As can be observed above, the dataset consists of 1615 rows and 7 columns. Region is the only column of type object. Also, we can tell that there are missing values in all the columns containing data of the alcoholic beverages. Noteably, Brandy has the most missing values, about 21.2% of total nulls in data. We will handle missing values in the cleaning and transformation sections. 

The summary statistics gave us an overview of basic statistical properties. We can tell that the data contains sales per capita records from the 2002 to 2016. There are 85 regions covered and Kamchatka Krai is the most frequent among region values.

### Clean and Transform Data

The data is relatively clean based on our observation from inspection section.
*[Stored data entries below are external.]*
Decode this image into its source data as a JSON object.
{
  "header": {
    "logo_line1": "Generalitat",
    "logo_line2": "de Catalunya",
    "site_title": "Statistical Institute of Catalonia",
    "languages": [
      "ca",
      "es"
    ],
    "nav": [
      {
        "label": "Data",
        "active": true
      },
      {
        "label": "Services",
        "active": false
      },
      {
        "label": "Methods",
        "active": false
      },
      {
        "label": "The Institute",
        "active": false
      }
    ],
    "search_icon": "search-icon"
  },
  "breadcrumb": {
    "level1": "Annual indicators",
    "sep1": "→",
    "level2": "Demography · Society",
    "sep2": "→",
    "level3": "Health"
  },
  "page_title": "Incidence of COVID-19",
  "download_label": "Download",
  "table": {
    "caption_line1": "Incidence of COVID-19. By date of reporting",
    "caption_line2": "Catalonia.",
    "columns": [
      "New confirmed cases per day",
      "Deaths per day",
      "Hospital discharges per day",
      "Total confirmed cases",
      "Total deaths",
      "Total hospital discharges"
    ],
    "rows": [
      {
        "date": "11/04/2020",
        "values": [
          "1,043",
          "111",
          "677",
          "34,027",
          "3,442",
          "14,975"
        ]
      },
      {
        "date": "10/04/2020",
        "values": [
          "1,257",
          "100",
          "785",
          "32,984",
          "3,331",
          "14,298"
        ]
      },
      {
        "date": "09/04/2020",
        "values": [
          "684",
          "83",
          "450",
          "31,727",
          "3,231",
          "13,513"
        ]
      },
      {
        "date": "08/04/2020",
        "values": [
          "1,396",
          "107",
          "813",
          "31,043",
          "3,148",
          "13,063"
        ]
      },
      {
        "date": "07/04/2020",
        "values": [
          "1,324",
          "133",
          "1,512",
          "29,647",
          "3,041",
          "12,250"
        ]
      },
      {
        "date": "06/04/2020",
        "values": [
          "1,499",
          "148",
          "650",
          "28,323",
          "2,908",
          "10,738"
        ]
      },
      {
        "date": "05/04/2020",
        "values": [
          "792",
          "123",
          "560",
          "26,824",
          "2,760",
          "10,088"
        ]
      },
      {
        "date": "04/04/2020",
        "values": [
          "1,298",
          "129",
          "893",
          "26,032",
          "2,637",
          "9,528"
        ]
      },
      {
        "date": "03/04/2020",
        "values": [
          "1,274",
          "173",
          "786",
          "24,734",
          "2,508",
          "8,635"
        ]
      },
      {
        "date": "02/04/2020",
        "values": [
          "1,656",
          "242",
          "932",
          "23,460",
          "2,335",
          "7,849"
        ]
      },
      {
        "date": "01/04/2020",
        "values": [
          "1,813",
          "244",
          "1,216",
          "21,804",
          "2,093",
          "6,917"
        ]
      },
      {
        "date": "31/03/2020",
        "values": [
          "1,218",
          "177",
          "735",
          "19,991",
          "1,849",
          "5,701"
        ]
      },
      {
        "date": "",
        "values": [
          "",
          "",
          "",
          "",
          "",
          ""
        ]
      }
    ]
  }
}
We will handle missing values by imputing the mean of values in each beverage column and also, strip leading and trailing spaces in region column.
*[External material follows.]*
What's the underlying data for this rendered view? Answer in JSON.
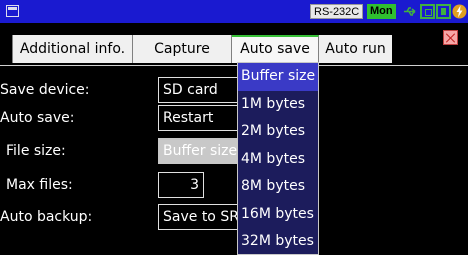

A function is created to perform the cleaning and transformation processes stated above.

In [26]:
# function to clean and transform data
def clean_and_transform(data, cols):
    for col in cols:
        if data[col].dtypes == 'int64' or data[col].dtypes == 'int32' or data[col].dtypes == 'float64':
            data[col] = data[col].fillna(data[col].mean())
        elif data[col].dtypes == 'object':
            data[col] = data[col].apply(lambda x: x.strip())
    return data

In [27]:
# clean and transform data
df_clean = clean_and_transform(df, features)

In [None]:
df